9-EPISODE PATAH HATI YANG BELUM USAI

14 2 0
                                    

Selamat menikmati kisah para pemuda penghuni lantai 2 kos 20. Semoga kalian bisa terhibur dan tidak merasa sendiri di dunia ini<3

Now Playing :
Ku Dengannya Kau dengan dia-Afgan

"Yang benar kamu, Tihan?! Ayah aja gak tau kalau Daniel itu anaknya om kamu." Pagi hari Tito sudah disambut dengan ungkapan dari Tihan. Hampir bertahun-tahun Tito bersahabat dengan papa Tihan, ia memang tidak menahu apapun tentang keluarga sahabatnya itu. Terutama Daniel, yang merupaka sepupu Tihan.

Tapi ini masuk akal menurutnya. Dulu, Tara memang tidak terbuka mengenai keluarganya. Lelaki itu jarang membawa Tito untuk sekedar berkunjung atau main ke rumahnya. Wajar jika Tito tidak banyak tau. Tapi, ini terlalu plot twist menurutnya.

"Benar, yah. Makanya, waktu malam itu aku syok dengan kehadiran Daniel," balas Tihan.

Tito memijat kepalanya sedikit pusing. "Tapi, bukankah ini kabar bagus? Daniel pasti hampir punya sifat yang seperti kamu. Baik, jujur, dan bisa dipercaya. Ya walaupun setiap manusia itu sifatnya berbeda, tapi pasti gak beda jauh lah kamu dengan Daniel. Benar?"

Dan inilah masalahnya

Tihan hanya bisa menghela nafas panjang. Ingin rasanya ia meneriakkan semua keburukan Daniel di depan Tito agar lelaki itu bisa melarang putrinya itu berhubungan dengan Daniel. Tihan hanya bisa menahan kalimat itu di tenggorokannya.

"Kalau boleh tau, sifat Daniel itu kayak gimana?" Tanya Tito penasaran. Sepertinya laki-laki paruh baya ini ingin mencari kebenaran atas dugannya tadi.

Tihan memalingkan wajahnya. Di otak Tihan hanya terekam jelas semua keburukan sepupunya itu. Tidak ada sama sekali kebaikan. Ia mati kutu sekarang. Menjawab jujur, pasti akan berdampak ke hubungan Alin dan Daniel. Apalagi Alin baru kali ini menjalin hubungan. Tihan tidak tega jika melihat gadis itu bersedih.

Tapi jika Tihan berbohong, itu sama saja kalau ia membiarkan Alin terjebak dihubungan yang membuatnya akan semakin terluka. Karena dari awal Alin mengiyakan ajakan Daniel untuk menjalin hubungan, itu sama saja menyerahkan diri ke sebuah penderitaan.

Tihan terus terdiam. Kerutan di dahi Tito tercetak jelas. "Tihan, ayah ajak kamu bicara loh," tegur Tito, merasa lama sekali mendapatkan jawaban dari pertanyaan yang menurutnya sangat sederhana itu.

"Anu, yah—"

"Anu apa? Bicara yang jelas," potong Tito tidak sabaran.

"Daniel aslinya—"

"TIHANNN, AYOO BERANGKATT!" Seorang gadis keluar dari dalam rumah lengkap dengan seragam sekolah yang seperti biasa selalu rapi.

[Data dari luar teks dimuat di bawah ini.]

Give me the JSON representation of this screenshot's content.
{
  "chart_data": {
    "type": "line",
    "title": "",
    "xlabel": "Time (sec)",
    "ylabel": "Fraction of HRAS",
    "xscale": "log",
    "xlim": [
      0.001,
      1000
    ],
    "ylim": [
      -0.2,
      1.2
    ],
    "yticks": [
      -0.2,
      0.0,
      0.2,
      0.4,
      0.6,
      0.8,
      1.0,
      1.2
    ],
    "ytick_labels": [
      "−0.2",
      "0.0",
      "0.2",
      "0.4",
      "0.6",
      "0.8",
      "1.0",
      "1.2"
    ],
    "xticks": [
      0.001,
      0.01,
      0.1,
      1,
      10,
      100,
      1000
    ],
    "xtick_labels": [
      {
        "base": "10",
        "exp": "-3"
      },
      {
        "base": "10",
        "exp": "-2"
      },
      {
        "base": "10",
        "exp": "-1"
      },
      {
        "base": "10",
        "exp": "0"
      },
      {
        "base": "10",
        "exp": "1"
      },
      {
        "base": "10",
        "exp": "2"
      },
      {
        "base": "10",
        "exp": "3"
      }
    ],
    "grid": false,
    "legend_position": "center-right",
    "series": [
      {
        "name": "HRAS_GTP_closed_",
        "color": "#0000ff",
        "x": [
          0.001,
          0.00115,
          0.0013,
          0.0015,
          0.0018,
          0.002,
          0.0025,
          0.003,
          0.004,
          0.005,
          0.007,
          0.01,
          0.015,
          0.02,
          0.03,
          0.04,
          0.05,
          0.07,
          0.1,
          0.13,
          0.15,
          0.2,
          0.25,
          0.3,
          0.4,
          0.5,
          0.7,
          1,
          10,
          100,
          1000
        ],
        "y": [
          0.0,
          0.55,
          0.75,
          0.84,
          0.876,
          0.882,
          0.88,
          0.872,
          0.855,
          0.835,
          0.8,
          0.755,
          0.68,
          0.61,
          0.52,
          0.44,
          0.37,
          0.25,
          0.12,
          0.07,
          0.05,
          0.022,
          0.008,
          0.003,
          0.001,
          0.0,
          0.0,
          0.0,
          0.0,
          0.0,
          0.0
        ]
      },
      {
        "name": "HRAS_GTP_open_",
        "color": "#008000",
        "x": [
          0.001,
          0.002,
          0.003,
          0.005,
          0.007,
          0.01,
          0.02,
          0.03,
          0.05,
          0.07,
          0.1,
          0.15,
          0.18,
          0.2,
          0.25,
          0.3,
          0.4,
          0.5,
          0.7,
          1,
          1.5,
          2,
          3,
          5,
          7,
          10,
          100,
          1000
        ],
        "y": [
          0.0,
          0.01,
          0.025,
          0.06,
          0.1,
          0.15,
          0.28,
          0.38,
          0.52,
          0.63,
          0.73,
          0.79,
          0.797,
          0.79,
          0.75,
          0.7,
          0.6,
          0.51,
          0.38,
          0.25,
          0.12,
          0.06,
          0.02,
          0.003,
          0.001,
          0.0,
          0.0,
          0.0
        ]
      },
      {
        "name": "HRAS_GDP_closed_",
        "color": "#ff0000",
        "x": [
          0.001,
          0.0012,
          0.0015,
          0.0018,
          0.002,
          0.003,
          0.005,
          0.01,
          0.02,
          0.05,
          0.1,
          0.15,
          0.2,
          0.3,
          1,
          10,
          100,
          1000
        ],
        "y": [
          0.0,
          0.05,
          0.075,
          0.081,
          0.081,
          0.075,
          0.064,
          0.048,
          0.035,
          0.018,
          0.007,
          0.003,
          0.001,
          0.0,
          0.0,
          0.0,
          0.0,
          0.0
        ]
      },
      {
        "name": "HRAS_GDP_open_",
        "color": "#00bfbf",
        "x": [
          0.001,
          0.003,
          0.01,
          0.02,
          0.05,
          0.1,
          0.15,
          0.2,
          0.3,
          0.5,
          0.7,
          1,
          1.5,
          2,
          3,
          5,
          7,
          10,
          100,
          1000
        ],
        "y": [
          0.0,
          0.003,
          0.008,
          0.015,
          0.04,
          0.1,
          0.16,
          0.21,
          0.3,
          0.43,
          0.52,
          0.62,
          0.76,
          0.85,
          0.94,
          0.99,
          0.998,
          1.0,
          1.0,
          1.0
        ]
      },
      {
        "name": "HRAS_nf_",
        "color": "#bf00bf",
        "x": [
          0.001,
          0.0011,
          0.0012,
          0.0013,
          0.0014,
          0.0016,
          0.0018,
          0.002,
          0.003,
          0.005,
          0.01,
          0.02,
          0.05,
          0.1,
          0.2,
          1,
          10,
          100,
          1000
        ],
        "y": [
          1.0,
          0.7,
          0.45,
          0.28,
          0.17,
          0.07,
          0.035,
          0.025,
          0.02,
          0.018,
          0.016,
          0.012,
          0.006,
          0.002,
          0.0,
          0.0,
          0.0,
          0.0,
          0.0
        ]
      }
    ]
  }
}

Kedua laki-laki yang berbeds usia itu memoroskan mata mereka menatap Hanin, yang berjalan menghampiri keduanya dengan senyum yang terus mengembang.

"Ih, kok Tihannya keringetan, yah? Ayah suruh push up lagi, ya?" Tanya Hanin heboh saat melihat bulir-bulir keringat membasahi dahi Tihan.

"Mana ada. Ayah aja dari tadi ngobrol sama dia. Gak ada yang nyuruh push up. Tanya aja sama Tihan," elak Tito.

"Bener, Han?" Mata Hanin tertuju pada Tihan.

"Iya, enggak kok. Matahari pagi ini kayaknya lagi panas banget," alibi Tihan. Setidaknya ia bisa bernafas lega sekarang, menghindari pertanyaan ayah Hanin yang hampir saja seakan membunuhnya.

"Udah siap?" Tanya Tihan, sementara Hanin mengangguk. Laki-laki itu bangkit dan menyalami lebih dulu tangan Tito. "Kita berdua pamit ke sekolah dulu ya, yah," ucap Tihan.

"Iya, hati-hati, Han. Jangan ngebut. Di sekolah jangan main-main, fokus belajar, dan jangan lupa makan, ya!" Wejangan Tito dari dulu tidak berubah saat kedua anak-anaknya ini ingin berangkat ke sekolah.